Lors de ce processus, l’individu se construit sa propre boussole morale et sa propre échelle de valeurs.

Etape 4. LA DESINTEGRATION STRATIFIEE ORGANISEE : apprendre à s’orienter seul et persévérer vers le sommet

A ce stade, l’individu est capable de chercher lui-même des solutions à ses conflits verticaux. Il est capable de se lancer des défis à lui-même. Il est de plus en plus capable de faire des choix qui lui permettent de tendre vers ses idéaux. Il se libère des conventions sociales. Ce stade est marqué par des dynamiques de création. L’individu s’éduque et se corrige de lui-même et devient conscient qu’il doit apprendre et chercher par lui-même ses propres sources d’information. Les individus parvenus à ce stade de développement sont plus capables de respect de chacun et de chacune, quelle que soit son origine ethnique ou sociale. C’est le début de l’intégration secondaire et Dabrowski reconnaît que les frontières entre la dernière étape de désintégration et l’intégration secondaire sont mal explorées et donc mal définies.

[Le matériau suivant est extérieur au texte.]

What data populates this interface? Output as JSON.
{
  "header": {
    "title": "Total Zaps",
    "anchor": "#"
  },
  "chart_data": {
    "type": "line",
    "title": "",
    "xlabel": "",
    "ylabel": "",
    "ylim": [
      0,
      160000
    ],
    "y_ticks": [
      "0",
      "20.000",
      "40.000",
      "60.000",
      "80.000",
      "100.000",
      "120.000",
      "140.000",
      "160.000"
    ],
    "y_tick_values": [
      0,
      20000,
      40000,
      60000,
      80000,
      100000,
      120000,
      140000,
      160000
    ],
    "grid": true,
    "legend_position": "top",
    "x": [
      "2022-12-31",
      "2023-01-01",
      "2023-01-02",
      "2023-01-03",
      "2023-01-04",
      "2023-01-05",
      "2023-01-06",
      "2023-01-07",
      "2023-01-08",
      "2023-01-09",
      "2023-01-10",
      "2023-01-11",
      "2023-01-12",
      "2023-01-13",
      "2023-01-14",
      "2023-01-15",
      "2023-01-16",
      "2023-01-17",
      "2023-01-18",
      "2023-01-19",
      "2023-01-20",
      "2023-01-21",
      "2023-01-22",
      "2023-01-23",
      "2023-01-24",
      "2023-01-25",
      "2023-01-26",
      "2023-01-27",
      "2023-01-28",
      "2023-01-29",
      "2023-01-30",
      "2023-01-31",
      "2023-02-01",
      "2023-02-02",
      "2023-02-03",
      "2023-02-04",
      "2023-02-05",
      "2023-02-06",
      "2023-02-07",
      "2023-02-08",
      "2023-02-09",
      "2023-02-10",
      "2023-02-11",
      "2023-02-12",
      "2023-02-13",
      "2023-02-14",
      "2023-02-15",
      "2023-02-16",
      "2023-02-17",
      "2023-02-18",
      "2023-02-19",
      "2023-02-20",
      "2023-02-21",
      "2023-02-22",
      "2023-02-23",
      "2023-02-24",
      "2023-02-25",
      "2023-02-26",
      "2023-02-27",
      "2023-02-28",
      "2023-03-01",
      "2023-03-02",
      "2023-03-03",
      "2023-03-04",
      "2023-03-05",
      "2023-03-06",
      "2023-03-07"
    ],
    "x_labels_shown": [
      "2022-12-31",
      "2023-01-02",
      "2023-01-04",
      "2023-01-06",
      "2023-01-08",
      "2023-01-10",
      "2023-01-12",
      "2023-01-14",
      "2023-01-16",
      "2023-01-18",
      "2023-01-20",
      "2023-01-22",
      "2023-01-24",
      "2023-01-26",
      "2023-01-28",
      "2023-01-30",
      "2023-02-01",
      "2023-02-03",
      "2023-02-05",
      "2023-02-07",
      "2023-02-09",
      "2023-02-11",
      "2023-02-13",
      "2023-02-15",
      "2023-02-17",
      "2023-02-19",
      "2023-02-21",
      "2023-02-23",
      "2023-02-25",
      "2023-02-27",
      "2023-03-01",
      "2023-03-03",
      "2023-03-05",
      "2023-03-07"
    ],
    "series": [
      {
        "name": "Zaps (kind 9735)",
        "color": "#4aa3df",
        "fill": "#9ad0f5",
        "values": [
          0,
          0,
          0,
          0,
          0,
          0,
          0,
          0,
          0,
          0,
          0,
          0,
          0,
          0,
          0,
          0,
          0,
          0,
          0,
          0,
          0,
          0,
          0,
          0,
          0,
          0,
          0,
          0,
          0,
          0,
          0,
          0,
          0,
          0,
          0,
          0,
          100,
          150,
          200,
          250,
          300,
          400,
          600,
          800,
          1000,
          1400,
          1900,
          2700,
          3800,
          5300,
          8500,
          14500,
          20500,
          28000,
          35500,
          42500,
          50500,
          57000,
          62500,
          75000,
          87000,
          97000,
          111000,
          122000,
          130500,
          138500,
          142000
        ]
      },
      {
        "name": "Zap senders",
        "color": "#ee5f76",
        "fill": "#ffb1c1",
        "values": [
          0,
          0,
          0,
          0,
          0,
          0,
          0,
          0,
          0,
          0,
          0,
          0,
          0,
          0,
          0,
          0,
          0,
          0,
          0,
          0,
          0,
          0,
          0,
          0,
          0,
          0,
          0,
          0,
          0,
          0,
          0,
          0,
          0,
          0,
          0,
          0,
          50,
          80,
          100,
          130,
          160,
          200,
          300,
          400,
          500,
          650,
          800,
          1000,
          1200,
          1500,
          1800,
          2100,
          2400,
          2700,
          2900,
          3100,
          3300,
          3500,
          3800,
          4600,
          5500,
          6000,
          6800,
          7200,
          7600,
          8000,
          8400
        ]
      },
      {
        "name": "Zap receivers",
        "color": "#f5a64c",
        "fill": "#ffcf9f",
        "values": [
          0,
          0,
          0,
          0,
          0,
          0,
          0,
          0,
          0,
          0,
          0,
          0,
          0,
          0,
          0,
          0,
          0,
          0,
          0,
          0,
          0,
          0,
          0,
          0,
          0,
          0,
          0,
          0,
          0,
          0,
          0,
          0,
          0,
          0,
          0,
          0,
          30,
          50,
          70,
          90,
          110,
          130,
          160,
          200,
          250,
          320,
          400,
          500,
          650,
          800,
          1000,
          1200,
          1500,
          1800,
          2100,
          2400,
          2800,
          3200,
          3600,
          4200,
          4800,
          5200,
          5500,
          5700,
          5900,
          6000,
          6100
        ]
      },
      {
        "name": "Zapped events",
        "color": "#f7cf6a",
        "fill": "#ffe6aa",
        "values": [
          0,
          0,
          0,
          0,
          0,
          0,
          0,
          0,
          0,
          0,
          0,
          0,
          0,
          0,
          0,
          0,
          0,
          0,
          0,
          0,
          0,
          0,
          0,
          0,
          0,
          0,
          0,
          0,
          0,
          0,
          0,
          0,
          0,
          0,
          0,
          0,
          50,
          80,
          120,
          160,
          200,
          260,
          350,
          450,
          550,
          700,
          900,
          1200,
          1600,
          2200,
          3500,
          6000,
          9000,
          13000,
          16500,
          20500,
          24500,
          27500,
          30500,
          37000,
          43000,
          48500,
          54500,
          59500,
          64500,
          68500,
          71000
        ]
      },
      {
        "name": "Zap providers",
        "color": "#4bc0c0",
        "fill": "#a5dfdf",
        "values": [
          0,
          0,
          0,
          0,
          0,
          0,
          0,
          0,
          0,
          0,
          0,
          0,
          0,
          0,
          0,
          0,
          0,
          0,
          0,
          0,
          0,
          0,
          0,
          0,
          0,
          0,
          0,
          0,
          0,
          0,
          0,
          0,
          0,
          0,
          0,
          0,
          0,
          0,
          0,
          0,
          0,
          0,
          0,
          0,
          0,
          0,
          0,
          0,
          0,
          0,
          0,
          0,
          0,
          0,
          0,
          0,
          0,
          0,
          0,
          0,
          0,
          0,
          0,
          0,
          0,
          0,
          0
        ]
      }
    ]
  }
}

III. L’INTEGRATION SECONDAIRE

– les comportements ne sont plus systématiques et sont beaucoup moins influençables et plus volontaires ;

– les fonctionnements sont intériorisés ;

– les personnes trouvent la force de s’aligner sur leurs propres valeurs ;

– les comportements sont plus authentiques et altruistes.

Cet aboutissement de la personnalité est concrétisé par l’établissement d’une hiérarchie de valeurs propres à l’individu. Elle lui sert de « boussole morale » et guide ses actes. L’individu a résolu ses conflits internes.